TÜRKÇE / EDEBİYAT EĞİTİMİ VE
KİŞİSEL KELİME SERVETİ
Celal DEMİR*
Özet
Eğitim sistemimizin beslediği sorunlardan biri de toplumumuzdaki “eksik iletişim”dir. Sağlıklı bir iletişim için tarafların sahip olduğu kişisel kelime servetinin de yeterli düzeyde olması gerekir. Bu düzeyin ülkemiz açısından hangi aralıkta olması gerektiği henüz bilimsel olarak tartışılmamıştır. Eğitim programlarımızda öğrencinin bulunduğu kademeye göre bilmesi ve bilip kullanması gereken kelime / kavram sayısının sınırları belirlenmemiştir. Programlarda konuyla ilgili açık ve anlamlı hedefler olmadığı için eğitimcilerimizin bu hususta özel bir gayreti de olmamıştır.
Bazı araştırmalar, gelişmiş ülkelere göre her kademedeki öğrencimizin kişisel kelime serveti bakımından çok geride kaldığını göstermektedir.

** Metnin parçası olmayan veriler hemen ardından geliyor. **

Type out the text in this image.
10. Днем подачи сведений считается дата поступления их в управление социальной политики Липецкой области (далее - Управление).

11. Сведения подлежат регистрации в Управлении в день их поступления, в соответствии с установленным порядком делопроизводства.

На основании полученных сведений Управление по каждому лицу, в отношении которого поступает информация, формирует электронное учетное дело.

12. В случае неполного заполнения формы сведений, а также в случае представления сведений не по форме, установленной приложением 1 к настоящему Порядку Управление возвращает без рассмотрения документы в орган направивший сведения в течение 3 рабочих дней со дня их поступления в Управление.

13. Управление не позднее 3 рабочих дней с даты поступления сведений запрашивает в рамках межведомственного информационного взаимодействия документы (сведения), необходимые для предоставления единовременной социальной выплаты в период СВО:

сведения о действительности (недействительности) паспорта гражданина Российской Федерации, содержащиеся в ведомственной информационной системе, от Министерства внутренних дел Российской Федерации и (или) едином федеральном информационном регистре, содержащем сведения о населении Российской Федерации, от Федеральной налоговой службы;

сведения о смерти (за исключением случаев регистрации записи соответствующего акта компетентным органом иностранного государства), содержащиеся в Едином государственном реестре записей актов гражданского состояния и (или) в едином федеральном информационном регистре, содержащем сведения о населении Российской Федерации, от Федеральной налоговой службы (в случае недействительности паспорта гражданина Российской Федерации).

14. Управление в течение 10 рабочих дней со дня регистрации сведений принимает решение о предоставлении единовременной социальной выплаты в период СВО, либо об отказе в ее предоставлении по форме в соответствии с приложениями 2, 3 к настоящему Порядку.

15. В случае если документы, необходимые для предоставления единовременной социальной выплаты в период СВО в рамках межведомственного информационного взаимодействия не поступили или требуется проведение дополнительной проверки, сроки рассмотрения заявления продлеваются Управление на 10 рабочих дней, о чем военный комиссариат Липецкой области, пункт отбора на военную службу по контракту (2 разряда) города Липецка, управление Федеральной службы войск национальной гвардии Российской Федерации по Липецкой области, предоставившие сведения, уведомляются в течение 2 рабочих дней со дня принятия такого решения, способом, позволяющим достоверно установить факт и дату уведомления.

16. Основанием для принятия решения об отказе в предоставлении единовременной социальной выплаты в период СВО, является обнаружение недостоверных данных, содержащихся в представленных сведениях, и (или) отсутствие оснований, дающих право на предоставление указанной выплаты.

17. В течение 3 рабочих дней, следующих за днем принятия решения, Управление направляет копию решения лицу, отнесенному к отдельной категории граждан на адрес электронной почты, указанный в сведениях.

Bu durum okullarımızda Türkçe öğretiminin iyiye gitmediğini açıkça ortaya koymaktadır.
Bu sorunun çözülmesi için öncelikle kişisel kelime servetiyle ilgili hedeflerin belirlenmesi gerekir. Bu hedefler doğrultusunda ülkemizin gerçekleri dikkate alınarak sorunun çözümüne yönelik gerçekçi projeler üretilmelidir. Bu çalışmaları MEB ile üniversiteler birlikte yürütmelidirler.
Bu yazıda eğitim sistemimizin çeşitli kademelerindeki öğrencilerimizin kişisel kelime servetiyle ilgili çalışmalar değerlendirilmiş, belirlenen sorunların eğitim-öğretim programlarıyla ilişkisi dikkate alınarak çözüm önerileri sunulmuştur.